Ms. Lynch said some cultures in the United States value living with other family members. According to Generations United, a group based in Washington, immigrants are more likely to live in multigenerational homes. M/​I will be designing its homes with those people in mind, not just college graduates, she said.

Generations United also said the Great Recession has accelerated the rise in U.S. multigenerational households, which increased from 46.5 million in 2007 to 51.4 million by the end of 2009.

According to a 2012 report from the Pew Research Center, 3 in 10 parents said an adult child decided to live with them because of the economy. Pew said at the time that the share of Americans living in multigenerational family households was the highest it had been since the 1950s.
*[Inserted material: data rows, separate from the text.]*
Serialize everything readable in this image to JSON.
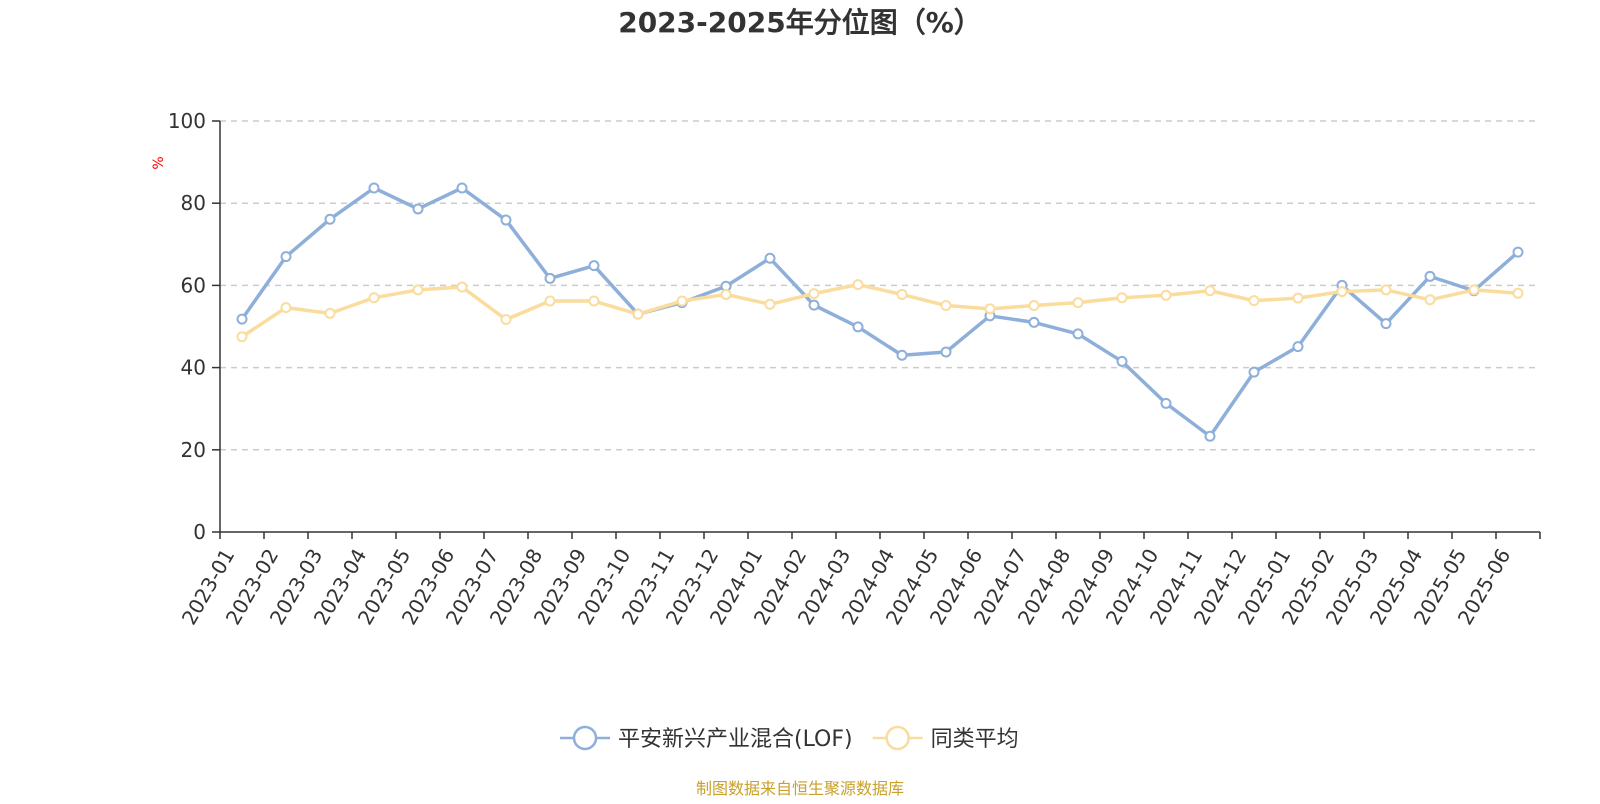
{
  "chart_data": {
    "type": "line",
    "title": "2023-2025年分位图（%）",
    "y_unit": "%",
    "ylim": [
      0,
      100
    ],
    "y_ticks": [
      0,
      20,
      40,
      60,
      80,
      100
    ],
    "grid": true,
    "legend_position": "bottom-center",
    "categories": [
      "2023-01",
      "2023-02",
      "2023-03",
      "2023-04",
      "2023-05",
      "2023-06",
      "2023-07",
      "2023-08",
      "2023-09",
      "2023-10",
      "2023-11",
      "2023-12",
      "2024-01",
      "2024-02",
      "2024-03",
      "2024-04",
      "2024-05",
      "2024-06",
      "2024-07",
      "2024-08",
      "2024-09",
      "2024-10",
      "2024-11",
      "2024-12",
      "2025-01",
      "2025-02",
      "2025-03",
      "2025-04",
      "2025-05",
      "2025-06"
    ],
    "series": [
      {
        "name": "平安新兴产业混合(LOF)",
        "color": "#8eafd9",
        "values": [
          51.8,
          67.0,
          76.1,
          83.7,
          78.6,
          83.7,
          75.9,
          61.7,
          64.8,
          53.0,
          55.8,
          59.8,
          66.6,
          55.2,
          49.9,
          43.0,
          43.8,
          52.6,
          51.0,
          48.2,
          41.5,
          31.3,
          23.3,
          38.9,
          45.1,
          60.0,
          50.7,
          62.2,
          58.7,
          68.1
        ]
      },
      {
        "name": "同类平均",
        "color": "#fadc9c",
        "values": [
          47.5,
          54.6,
          53.2,
          57.0,
          58.9,
          59.6,
          51.7,
          56.2,
          56.2,
          53.0,
          56.2,
          57.8,
          55.4,
          58.0,
          60.2,
          57.8,
          55.1,
          54.3,
          55.1,
          55.8,
          57.0,
          57.6,
          58.7,
          56.3,
          56.9,
          58.5,
          58.9,
          56.5,
          58.9,
          58.1
        ]
      }
    ]
  },
  "colors": {
    "axis": "#333333",
    "grid": "#cccccc",
    "y_unit": "#ff0000",
    "source": "#c8a02b"
  },
  "source_note": "制图数据来自恒生聚源数据库"
}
Ms. Lynch of M/​I Homes said multigenerational homes have been sprouting up in the West and will make their way to the rest of the country, moving east as housing trends often do.

“We, as builders, are being challenged by the top architects to stretch our thinking in this regard,” she said. “The issue is we’re not creating those extra spaces.”

Lennar introduced Next Gen homes in Nevada, Arizona, and California starting last year, said Mr. Hardy, the Charlotte division president. Next Gen homes are in 25 U.S. markets, he said, adding that the company recently sold its 1,000th.

The Next Gen suites range from about 450 square feet to about 800 square feet.

The Waxhaw home, which has three bedrooms in the main home, is priced at $327,000, or about $100 a square foot. The house has a three-car garage.

Even as home builders design homes big enough for lots of family members to share spaces, they are also trying to find ways to give family members privacy. In Lennar’s home in Waxhaw, the second floor of the main house features a loft “so that if you need to get away,” you can, Veronica Perez, director of sales, said.